Остро блестят очки Православного, зудяще отзываются оконные стекла на негодующий рев Левы Слободко, рассекают воздух увесистые кулаки. Эрнест Борисович без надежды просит:
— Минуточку…
Иван Мыш все время возвышался, как шкаф, как буддийский бог, только глаза бегают с одного лица на другое. Сейчас он, не меняя серьезной мины, деловито поднялся, шагнул к Православному, взял под мышки, поднял в воздух. Православный извивался и кричал:
— Музыку, старик, не подтасовывай. У каждого искусства своя специфика!..
— Остынь, не рыпайся. Человек спросить хочет.
Но в это время из-за дверей раздался голос жены Эрнеста Борисовича:
— Молодые люди, стол накрыт! Можно и за столом продолжать ваши милые диспуты.
…Чуть осоловевшие от выпивки и плотной закуски, шли вперевалочку по темным и уже опустевшим улицам. Погромыхивали в тишине ботинки Православного.

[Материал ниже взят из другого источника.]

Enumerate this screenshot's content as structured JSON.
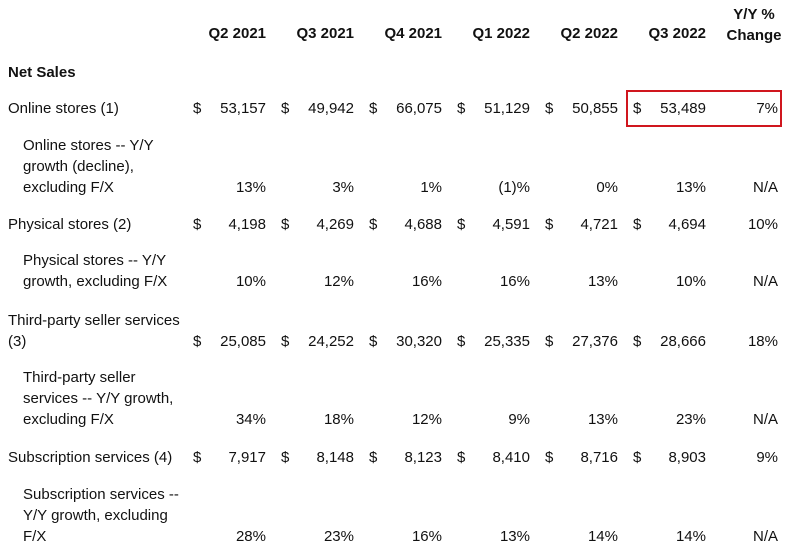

Слободко дулся на Вячеслава, выставив грудь из расстегнутого пальто, выступал индюком.
— Рассудить по совести, мы изрядные сволочи, — философствовал Православный, — напились, наелись, ковры истоптали, книжки посмотрели и мимоходом обложили хозяина — неумека ты, паршивый любителишка. Старик, ты не чувствуешь угрызений совести?
— Ничуть.
Вячеслав — шляпа набекрень, пальто застегнуто до подбородка, поступь враскачку — и ростом не вышел, и в плечах узковат, а встретишь — дорогу уступишь. Федор позавидовал: никогда не сомневается в себе, ни в чем не раскаивается, прет вперед, не стой на пути — прошибет лбом.
У остановки троллейбуса, под окоченевшей липой, Лева Слободко повернулся грудью на Вячеслава:
— Шабаш! Не возьму тебя больше к Эрнесту.
— Ай, ай, запл а чу.
— Порог не переступишь, сукин сын.
Слободко навис над Вячеславом — выше на полголовы, массивнее, но Федору почему-то жаль его.
— Эх, простота святая, — Вячеслав широко улыбнулся в лицо Слободко. — Все еще ходишь в гениях? А ведь, пожалуй, теперь мой черед с Эрнестом на брудершафт пить.
Слободко стоял, распахнув пальто, смотрел круглыми, остекленевшими глазами.
— Знаешь что?
— Пока нет.
— Давно меня подмывает в морду тебе съездить.